Gently Through the Mill


The latest episode of Inspector George Gently was set in Durham at the time of the 1964 general election. Gently Through the Mill opens with the death by hanging of a former owner of a flour mill, who has recently sold the business to the Labour Party election candidate. It appears to be a case of suicide, but Gently and his infuriating sidekick Bacchus find that lately there has been a great deal of trouble at the mill. And before long there is a second death.

I haven’t read the Alan Hunter book on which the show was based, but I’d like to bet that most, if not all, of the political stuff wasn’t in the original. The same may or may not have been true of the scenes involving freemasonry. It seems that the novels have just been used as a starting point for the scriptwriters, but although the stories have one or two jarring anachronisms, nevertheless I thought this episode, like the others that I’ve seen, had something that lifted them out of the ordinary and made them worth watching.

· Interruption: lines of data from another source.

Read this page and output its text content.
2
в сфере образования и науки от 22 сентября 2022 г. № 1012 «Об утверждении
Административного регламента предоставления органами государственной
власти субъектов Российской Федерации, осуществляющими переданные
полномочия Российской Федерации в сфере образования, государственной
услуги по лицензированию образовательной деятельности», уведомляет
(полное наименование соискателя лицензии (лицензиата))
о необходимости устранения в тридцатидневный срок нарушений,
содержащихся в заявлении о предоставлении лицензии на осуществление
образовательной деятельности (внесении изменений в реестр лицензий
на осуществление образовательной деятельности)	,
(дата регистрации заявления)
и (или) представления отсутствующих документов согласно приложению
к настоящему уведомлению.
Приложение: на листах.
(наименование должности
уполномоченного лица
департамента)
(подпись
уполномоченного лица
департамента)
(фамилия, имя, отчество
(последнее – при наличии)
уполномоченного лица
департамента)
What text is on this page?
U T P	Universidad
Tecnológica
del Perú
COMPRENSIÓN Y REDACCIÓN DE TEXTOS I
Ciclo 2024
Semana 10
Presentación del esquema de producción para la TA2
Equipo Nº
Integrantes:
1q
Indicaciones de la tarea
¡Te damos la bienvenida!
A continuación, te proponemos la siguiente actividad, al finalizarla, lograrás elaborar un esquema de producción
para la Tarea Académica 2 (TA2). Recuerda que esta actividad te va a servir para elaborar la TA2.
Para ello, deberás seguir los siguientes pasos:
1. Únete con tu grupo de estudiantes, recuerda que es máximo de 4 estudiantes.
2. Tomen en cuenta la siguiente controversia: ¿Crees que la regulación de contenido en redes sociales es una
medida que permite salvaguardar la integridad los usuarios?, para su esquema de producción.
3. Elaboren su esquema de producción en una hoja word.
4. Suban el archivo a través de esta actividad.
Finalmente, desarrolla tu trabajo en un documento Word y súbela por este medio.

The more I’ve seen Martin Shaw as Gently, the more I’ve been impressed by the quiet authority of his performance, and the less his previous incarnations as Adam Dalgleish and Judge John Deed have got in the way of my appreciation of the humanity he brings to Gently. But I still wish that, having transplanted the stories to the North East, the programme makers had filmed them there, rather than in Ireland.

3 comments:

Elizabeth Spann Craig said...

"Inspector George Gently" sounds like an interesting show. I suppose, like so many British shows, it will take a few years to be televised here. Unless the network posts it online.

Elizabeth
Mystery Writing is Murder

bookwitch said...

I just feel that I almost lost interest in the story, because I couldn't prevent myself getting annoyed with the 'Noughties' ideals in this piece supposedly from 1964. It's the Aspie in me, I'm sure, but when the charms of Martin Shaw pale, something has to be done about it.

Martin Edwards said...

Interesting, certainly, Elizabeth, though Bookwitch is right to point out that it is somewhat flawed. I still wonder what the author, the late Alan Hunter, would have made of it.